Co-founder Ehsan Vaghefi says the company has been working hard over the past year to convert the AI from a research tool into a medical product and it is now registered in India and the United States as such.

The medical product includes the development of a special camera to take the necessary images, clinical audit functionality and a platform to capture patient information and present the results to clinicians.

The new technology is now being used in the largest eye hospital chain in the world, Aravind in India, which sees around four million patients a year and performs around 500,000 eye surgeries.

“In a system of that scale, a tiny bit of technological advance introduces a lot of efficiencies,” explains Vaghefi.

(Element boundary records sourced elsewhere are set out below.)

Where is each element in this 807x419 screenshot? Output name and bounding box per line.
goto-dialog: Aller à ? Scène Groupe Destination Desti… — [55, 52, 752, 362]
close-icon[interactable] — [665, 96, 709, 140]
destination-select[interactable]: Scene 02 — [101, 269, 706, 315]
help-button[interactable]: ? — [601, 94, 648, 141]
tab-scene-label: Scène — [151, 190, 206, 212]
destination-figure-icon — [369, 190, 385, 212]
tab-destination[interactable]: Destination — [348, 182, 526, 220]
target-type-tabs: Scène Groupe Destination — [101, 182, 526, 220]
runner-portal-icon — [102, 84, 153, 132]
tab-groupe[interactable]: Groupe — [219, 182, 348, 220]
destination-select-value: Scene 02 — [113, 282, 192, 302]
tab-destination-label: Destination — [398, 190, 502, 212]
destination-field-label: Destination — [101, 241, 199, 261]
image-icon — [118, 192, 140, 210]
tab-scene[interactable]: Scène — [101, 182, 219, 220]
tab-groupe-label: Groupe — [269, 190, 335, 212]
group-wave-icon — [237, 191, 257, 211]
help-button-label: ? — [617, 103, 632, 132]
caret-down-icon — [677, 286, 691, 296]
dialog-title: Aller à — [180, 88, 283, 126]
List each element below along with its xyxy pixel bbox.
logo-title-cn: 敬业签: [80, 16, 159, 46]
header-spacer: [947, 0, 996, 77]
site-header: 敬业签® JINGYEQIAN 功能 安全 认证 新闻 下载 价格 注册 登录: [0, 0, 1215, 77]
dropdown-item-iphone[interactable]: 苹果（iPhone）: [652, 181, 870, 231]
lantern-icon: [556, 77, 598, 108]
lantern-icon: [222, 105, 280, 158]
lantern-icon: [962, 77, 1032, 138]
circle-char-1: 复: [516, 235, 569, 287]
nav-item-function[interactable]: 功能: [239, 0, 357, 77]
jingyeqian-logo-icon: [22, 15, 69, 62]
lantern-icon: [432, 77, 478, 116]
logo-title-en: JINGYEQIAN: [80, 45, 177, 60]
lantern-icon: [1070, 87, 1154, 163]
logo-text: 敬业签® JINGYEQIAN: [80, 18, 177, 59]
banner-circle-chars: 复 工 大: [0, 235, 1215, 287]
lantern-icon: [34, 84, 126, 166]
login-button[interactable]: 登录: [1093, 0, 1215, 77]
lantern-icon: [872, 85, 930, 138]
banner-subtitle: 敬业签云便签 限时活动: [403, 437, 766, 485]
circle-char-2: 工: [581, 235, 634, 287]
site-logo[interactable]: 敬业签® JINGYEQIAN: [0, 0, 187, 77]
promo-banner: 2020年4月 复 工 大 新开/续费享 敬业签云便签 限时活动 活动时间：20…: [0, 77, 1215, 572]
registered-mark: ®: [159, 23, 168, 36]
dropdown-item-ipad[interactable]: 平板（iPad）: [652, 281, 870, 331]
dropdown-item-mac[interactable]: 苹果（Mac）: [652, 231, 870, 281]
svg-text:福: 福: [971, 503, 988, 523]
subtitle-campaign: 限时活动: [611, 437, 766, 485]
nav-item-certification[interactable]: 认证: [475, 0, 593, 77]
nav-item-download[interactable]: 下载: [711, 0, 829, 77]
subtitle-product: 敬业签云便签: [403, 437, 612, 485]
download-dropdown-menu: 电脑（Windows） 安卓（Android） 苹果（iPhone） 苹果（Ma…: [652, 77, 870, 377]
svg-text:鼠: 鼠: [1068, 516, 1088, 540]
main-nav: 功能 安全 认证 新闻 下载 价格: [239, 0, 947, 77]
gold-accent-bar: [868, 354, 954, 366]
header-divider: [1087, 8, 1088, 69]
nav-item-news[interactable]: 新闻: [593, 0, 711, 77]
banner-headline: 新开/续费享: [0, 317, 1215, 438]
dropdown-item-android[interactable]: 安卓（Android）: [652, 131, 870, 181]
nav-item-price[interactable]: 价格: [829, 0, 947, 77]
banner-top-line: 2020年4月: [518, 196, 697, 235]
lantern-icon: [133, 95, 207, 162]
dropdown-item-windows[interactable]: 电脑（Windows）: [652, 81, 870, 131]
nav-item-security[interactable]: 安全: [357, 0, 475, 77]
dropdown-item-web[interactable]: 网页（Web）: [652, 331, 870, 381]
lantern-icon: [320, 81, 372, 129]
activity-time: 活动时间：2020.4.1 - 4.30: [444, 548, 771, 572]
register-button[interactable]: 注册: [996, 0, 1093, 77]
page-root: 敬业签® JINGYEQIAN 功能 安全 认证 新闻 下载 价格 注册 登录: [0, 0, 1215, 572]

He adds that the economies of scale of providing a medical Device-as-a-Service on the cloud with a large population are huge. While New Zealand does not have that scale, it benefits from the reduction in labour costs from not having a specialist view all screening images.

He says the tool could expand existing screening capacity by 50 percent and reduce labour costs by nearly a third, allowing more patients to access these services, including those in under-served areas.

Toky Eyes is also partnering with some US companies that provide screening stations, essentially providing the “brain behind the process”, Vaghefi says.

By the end of this year, THEIA is going to be operating in around 100 locations across a couple of states, rising to around 500 locations by the end of 2023.